VA, a 95-year-old woman diagnosed with dementia, lived in an assisted living facility in Michigan. One of her daughters, Karen Bosford, also in Michigan, petitioned the court to be named as VA’s guardian. Karen had previously been named as VA’s attorney-in-fact pursuant to a durable power of attorney and as her patient advocate pursuant to a durable power of attorney for healthcare.
In 2023, one of VA’s other daughters, Kari Rankin, along with Kari’s husband, moved VA to their home in South Carolina for three months without providing notice to Karen. The Rankins restricted VA’s communication with other family members and transferred some of VA’s funds to a bank account they managed. They had VA execute a new power of attorney, but also filed a competing petition to be appointed as VA’s guardian, which required an admission that VA lacked capacity, contradicting the assertion that she had the capacity to execute the new power of attorney.
Karen filed an action to obtain the return of VA to Michigan, and in January 2024, VA was returned to Michigan pursuant to a court order. Due to the expense of the legal action, VA could no longer afford the assisted living facility where she formerly lived, and Karen found a facility for her that accepted Medicaid. Karen and the Rankins then stipulated that VA was incapacitated under Michigan law and that Karen should be appointed as VA’s guardian, resolving the parties’ competing petitions. The court then appointed Karen as VA’s guardian.

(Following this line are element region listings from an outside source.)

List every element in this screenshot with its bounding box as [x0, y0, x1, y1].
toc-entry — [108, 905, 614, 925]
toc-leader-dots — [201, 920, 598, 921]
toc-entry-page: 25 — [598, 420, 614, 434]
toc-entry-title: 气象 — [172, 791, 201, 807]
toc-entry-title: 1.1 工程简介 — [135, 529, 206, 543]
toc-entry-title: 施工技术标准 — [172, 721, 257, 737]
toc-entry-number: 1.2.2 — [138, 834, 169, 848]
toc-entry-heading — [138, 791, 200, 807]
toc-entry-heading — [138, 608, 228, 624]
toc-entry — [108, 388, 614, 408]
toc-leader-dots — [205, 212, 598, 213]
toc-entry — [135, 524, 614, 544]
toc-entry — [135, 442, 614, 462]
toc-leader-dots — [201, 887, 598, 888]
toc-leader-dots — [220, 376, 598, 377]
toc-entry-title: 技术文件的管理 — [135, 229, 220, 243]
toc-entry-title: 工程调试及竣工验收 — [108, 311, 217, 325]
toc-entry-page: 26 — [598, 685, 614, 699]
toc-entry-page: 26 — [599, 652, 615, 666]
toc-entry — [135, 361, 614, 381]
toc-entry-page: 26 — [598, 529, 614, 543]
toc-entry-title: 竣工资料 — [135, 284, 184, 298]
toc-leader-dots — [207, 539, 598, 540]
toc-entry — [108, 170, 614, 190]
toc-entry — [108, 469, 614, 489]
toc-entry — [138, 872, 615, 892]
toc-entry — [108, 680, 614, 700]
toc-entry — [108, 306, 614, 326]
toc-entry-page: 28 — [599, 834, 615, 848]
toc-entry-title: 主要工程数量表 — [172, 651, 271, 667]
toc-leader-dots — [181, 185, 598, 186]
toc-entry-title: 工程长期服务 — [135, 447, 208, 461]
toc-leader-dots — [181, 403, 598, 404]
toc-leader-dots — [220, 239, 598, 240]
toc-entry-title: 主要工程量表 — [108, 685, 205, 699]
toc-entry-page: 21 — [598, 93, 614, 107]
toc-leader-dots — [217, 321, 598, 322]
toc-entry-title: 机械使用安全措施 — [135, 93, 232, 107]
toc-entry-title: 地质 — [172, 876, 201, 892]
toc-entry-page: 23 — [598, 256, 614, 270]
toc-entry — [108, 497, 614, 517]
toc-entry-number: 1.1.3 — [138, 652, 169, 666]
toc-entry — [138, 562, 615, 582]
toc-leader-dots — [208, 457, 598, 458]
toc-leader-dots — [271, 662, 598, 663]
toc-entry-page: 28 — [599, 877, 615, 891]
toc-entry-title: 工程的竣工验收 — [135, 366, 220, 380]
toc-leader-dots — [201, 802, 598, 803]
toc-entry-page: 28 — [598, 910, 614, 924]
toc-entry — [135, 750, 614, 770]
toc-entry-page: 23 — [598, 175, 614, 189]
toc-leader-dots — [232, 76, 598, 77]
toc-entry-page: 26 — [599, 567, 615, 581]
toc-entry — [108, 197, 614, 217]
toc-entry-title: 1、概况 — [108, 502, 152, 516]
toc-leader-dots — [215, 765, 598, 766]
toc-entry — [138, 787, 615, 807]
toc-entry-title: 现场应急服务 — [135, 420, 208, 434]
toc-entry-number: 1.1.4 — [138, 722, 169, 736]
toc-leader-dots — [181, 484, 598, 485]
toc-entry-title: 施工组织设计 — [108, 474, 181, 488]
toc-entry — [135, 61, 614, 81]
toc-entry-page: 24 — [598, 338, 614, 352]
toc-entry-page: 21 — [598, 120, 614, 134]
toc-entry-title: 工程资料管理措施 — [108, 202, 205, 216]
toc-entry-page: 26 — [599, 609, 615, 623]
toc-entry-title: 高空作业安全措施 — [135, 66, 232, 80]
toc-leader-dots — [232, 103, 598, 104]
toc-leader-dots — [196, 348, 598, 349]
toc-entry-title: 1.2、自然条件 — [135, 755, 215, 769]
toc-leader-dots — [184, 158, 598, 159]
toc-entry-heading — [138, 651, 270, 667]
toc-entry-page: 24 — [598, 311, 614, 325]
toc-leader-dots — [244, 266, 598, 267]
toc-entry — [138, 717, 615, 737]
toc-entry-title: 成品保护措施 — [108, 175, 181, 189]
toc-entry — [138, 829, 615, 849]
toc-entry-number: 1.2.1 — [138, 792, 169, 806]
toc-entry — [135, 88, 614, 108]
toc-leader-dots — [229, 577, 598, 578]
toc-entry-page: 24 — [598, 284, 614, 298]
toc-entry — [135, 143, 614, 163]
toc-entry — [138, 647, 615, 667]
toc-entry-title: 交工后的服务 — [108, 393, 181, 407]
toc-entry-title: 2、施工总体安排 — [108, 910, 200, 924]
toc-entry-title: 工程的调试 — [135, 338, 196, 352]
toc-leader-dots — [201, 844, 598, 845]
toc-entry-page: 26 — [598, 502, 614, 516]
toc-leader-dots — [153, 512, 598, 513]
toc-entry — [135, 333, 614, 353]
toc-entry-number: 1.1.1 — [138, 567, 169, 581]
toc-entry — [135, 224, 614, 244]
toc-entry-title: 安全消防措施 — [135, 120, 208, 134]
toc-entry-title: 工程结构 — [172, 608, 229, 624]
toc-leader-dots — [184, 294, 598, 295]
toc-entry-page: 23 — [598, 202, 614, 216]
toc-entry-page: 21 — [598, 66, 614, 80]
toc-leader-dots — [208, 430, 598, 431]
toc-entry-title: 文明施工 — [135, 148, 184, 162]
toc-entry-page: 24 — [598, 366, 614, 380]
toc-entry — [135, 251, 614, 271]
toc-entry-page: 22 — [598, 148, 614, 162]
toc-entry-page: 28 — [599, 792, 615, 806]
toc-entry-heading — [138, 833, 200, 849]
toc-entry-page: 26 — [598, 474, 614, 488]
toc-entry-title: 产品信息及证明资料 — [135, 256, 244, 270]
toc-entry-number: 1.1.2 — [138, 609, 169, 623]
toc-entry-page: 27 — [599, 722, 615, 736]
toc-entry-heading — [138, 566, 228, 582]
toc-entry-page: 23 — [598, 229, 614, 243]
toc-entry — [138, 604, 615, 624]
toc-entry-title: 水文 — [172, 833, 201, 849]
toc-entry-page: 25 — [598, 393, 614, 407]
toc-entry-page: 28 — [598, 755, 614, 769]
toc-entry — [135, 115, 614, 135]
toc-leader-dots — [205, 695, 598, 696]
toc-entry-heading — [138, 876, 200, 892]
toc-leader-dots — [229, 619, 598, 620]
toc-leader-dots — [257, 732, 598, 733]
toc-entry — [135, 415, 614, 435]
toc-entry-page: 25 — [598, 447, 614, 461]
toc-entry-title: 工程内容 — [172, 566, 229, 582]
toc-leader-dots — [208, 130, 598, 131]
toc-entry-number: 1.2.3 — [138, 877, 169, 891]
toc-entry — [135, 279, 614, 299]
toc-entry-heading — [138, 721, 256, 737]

In June 2024, the Rankins proposed that VA move to South Carolina to live with them instead of in the Medicaid facility. When unsuccessful in convincing other family members to agree, they filed a petition to modify VA’s guardianship. The probate court denied their petition, finding that the Rankins had presented insufficient evidence to demonstrate that Karen was not a suitable guardian. They appealed the probate court’s decision.
On appeal, the Michigan Court of Appeals noted that when the parties resolved their competing petitions, they stipulated Karen’s willingness and suitability to be appointed as VA’s guardian under Michigan law. In addition, Karen, as VA’s attorney-in-fact and patient advocate under the previously executed powers of attorney, was given priority over the Rankins for appointment as VA’s guardian pursuant to Michigan law. The court found that the Rankins had not presented evidence supporting their assertion that Karen was no longer suitable or willing to serve as VA’s guardian. Instead, the evidence established that Karen had enrolled VA in Medicaid, found an extended care facility to provide the care VA required, and allowed free communication between VA and family members. The court rejected the Rankins’ argument that Karen had inappropriately depleted VA’s funds by incurring the legal fees to obtain VA’s return to Michigan, finding that the Rankins had caused the depletion of VA’s funds by improperly moving her to South Carolina. The court affirmed the probate court’s decision, finding that it had not abused its discretion in denying the Rankins’ petition to modify VA’s guardianship.